Dedicado a un niño con algún trastorno mental , al que una vez conocí y no he vuelto a encontrar.
Fue una tarde , caminaba rápido , con ese apresuramiento marcado por las cadenas que nos autoforjamos; y captó mi atención en un instante, como un pequeño destello, que a mi derecha, sentado en la esquina de un largísimo banco de madera, se hallaba un niño de unos seis a nueve años, no podría determinar su edad. Era muy menudito, moreno y sus piernecitas le colgaban como si fuesen de marionetas.
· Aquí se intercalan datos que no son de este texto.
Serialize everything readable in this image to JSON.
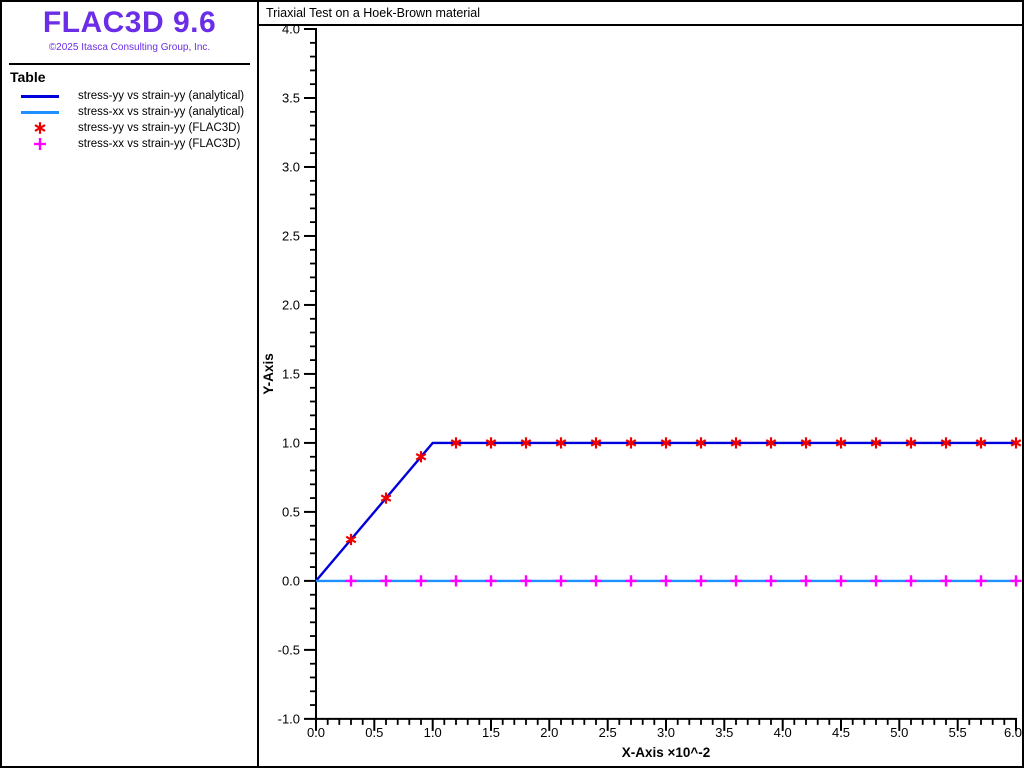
{
  "sidebar": {
    "logo_title": "FLAC3D 9.6",
    "copyright": "©2025 Itasca Consulting Group, Inc.",
    "accent_color": "#6B2EE6"
  },
  "legend": {
    "title": "Table",
    "items": [
      {
        "label": "stress-yy vs strain-yy (analytical)",
        "swatch": "line",
        "color": "#0000DD"
      },
      {
        "label": "stress-xx vs strain-yy (analytical)",
        "swatch": "line",
        "color": "#1E90FF"
      },
      {
        "label": "stress-yy vs strain-yy (FLAC3D)",
        "swatch": "asterisk-marker",
        "color": "#EE0000"
      },
      {
        "label": "stress-xx vs strain-yy (FLAC3D)",
        "swatch": "plus-marker",
        "color": "#FF00FF"
      }
    ]
  },
  "chart": {
    "title": "Triaxial Test on a Hoek-Brown material"
  },
  "chart_data": {
    "type": "line",
    "title": "Triaxial Test on a Hoek-Brown material",
    "xlabel": "X-Axis ×10^-2",
    "ylabel": "Y-Axis",
    "xlim": [
      0.0,
      6.0
    ],
    "ylim": [
      -1.0,
      4.0
    ],
    "x_major_step": 0.5,
    "x_minor_step": 0.1,
    "y_major_step": 0.5,
    "y_minor_step": 0.1,
    "grid": false,
    "legend_position": "left-panel",
    "x_tick_labels": [
      "0.0",
      "0.5",
      "1.0",
      "1.5",
      "2.0",
      "2.5",
      "3.0",
      "3.5",
      "4.0",
      "4.5",
      "5.0",
      "5.5",
      "6.0"
    ],
    "y_tick_labels": [
      "-1.0",
      "-0.5",
      "0.0",
      "0.5",
      "1.0",
      "1.5",
      "2.0",
      "2.5",
      "3.0",
      "3.5",
      "4.0"
    ],
    "series": [
      {
        "name": "stress-yy vs strain-yy (analytical)",
        "type": "line",
        "color": "#0000DD",
        "x": [
          0.0,
          1.0,
          6.0
        ],
        "y": [
          0.0,
          1.0,
          1.0
        ]
      },
      {
        "name": "stress-xx vs strain-yy (analytical)",
        "type": "line",
        "color": "#1E90FF",
        "x": [
          0.0,
          6.0
        ],
        "y": [
          0.0,
          0.0
        ]
      },
      {
        "name": "stress-yy vs strain-yy (FLAC3D)",
        "type": "scatter",
        "marker": "asterisk",
        "color": "#EE0000",
        "x": [
          0.3,
          0.6,
          0.9,
          1.2,
          1.5,
          1.8,
          2.1,
          2.4,
          2.7,
          3.0,
          3.3,
          3.6,
          3.9,
          4.2,
          4.5,
          4.8,
          5.1,
          5.4,
          5.7,
          6.0
        ],
        "y": [
          0.3,
          0.6,
          0.9,
          1.0,
          1.0,
          1.0,
          1.0,
          1.0,
          1.0,
          1.0,
          1.0,
          1.0,
          1.0,
          1.0,
          1.0,
          1.0,
          1.0,
          1.0,
          1.0,
          1.0
        ]
      },
      {
        "name": "stress-xx vs strain-yy (FLAC3D)",
        "type": "scatter",
        "marker": "plus",
        "color": "#FF00FF",
        "x": [
          0.3,
          0.6,
          0.9,
          1.2,
          1.5,
          1.8,
          2.1,
          2.4,
          2.7,
          3.0,
          3.3,
          3.6,
          3.9,
          4.2,
          4.5,
          4.8,
          5.1,
          5.4,
          5.7,
          6.0
        ],
        "y": [
          0.0,
          0.0,
          0.0,
          0.0,
          0.0,
          0.0,
          0.0,
          0.0,
          0.0,
          0.0,
          0.0,
          0.0,
          0.0,
          0.0,
          0.0,
          0.0,
          0.0,
          0.0,
          0.0,
          0.0
        ]
      }
    ]
  }
}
Un segundo bastó para seducirme. Paré el tiempo, me arrodillé junto a él en el suelo y así podía mirarle a los ojos, frente a frente, y sus piernas quedaron quietas junto a mi torso. Inicie una conversación sin respuestas, empezando a ser consciente de que alguna anormalidad guardaba.
Me topaba con un diminuto ser inexpresivo, quieto, pero en su rostro percibí que me escuchaba. Seguí hablándole y en breve clavó en mí sus enormes ojos. Advertí que el niño estaba agusto con mi acercar, y se inició una transmisión de elementos cariñosos, sensibles entre los dos.
Su cara reflejaba alegría, y si hubo algo mayormente mágico y maravilloso fue que, a través de esos inmesos y formidables ojos, pude ver el universo entero. No exagero, la primera y única ocasión en la que toda la inmensidad del universo se asomó ante mí.

Así era la infinita inocencia de su mirada.